Thursday 28 February 2013

Female animals are unfairly sexually stereotyped by researchers, according to experts at the University of St Andrews.

In a new report, the study suggests that cultural stereotypes may influence how we view animal sexual behaviour.

Anthropomorphism – making animals seem like us – is a common problem for animal behaviour researchers. The effects can be quite obvious – giving animals human-like emotions for instance – or more subtle, using human cultural conventions or stereotypes to describe behaviour.

For instance, recent work has suggested that when it comes to sexual behaviour, researchers sometimes fall into a rather Victorian stereotype of the sexes: males are considered dominant, strong and aggressive, whereas females are described as submissive, weak and passive. However, these stereotypes at best fail to capture the reality of male-female sexual interactions or at worst are just plain wrong.

Emily Burdfield-Steel, a member of the research group, said: “Our work suggests that scientists are not immune to cultural stereotypes and we need to think carefully about the words we use and what they convey.”

The most obvious example where such stereotypes are wrong is sexual cannibalism: where it is females that are active killing, and eating males before or during sex.

So is the sexual cannibalism literature free of human stereotypes?

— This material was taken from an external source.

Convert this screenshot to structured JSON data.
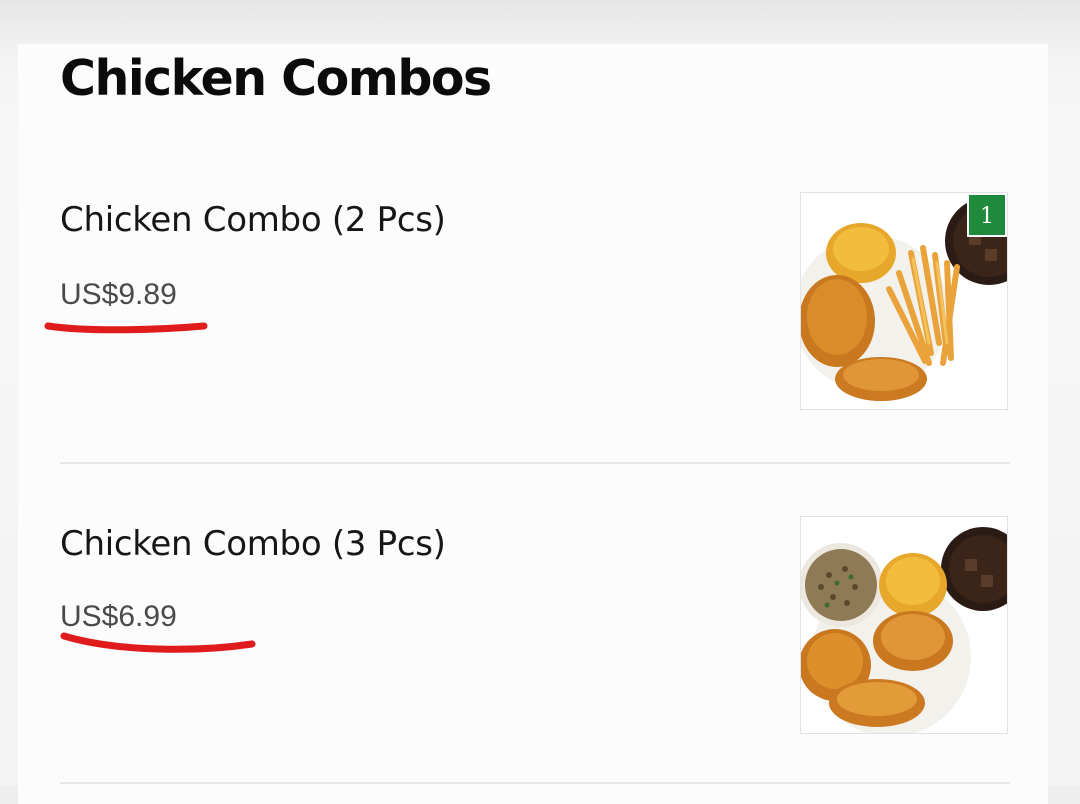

To explore this question, researchers at the University of St Andrews compared the language used to describe sexual cannibalism, surveying the scientific literature on sexual cannibalism and recording the words used to describe males and females.

Perhaps unsurprisingly, the researchers found that females were more likely to be described with active words and males with reactive words.

More surprisingly though many of the words used to describe females, while active, were also rather negative.

For example, females were described as “aggressive”, “voracious” and “rapacious”. Use of these words suggests that researchers risk perpetuating a negative stereotype of sexually aggressive females, akin to that of the femme fatale in noir cinema.

Notes to editors

Emily Burdfield-Smith is available for interview today – please contact the press office.

The research team examined 47 research studies published between 1984 and 2009 which examined sexual cannibalism in 30 arthropod species.

Their results, published online in Animal Behaviour, indicated potential stereotyping in the sexual cannibalism literature. They found, for example, that female sexual cannibals were described with overwhelmingly negative language.

Twenty-three of the studies used the words “aggressive” and “attack” to describe female behaviour. Other common labels included “predatory,” “voracious,” and “rapacious.”

The most typical words for male behaviour, meanwhile, were “escape,” “sacrifice,” and “avoid.” These passive words were used to describe even those species in which the males were actively trying to get away.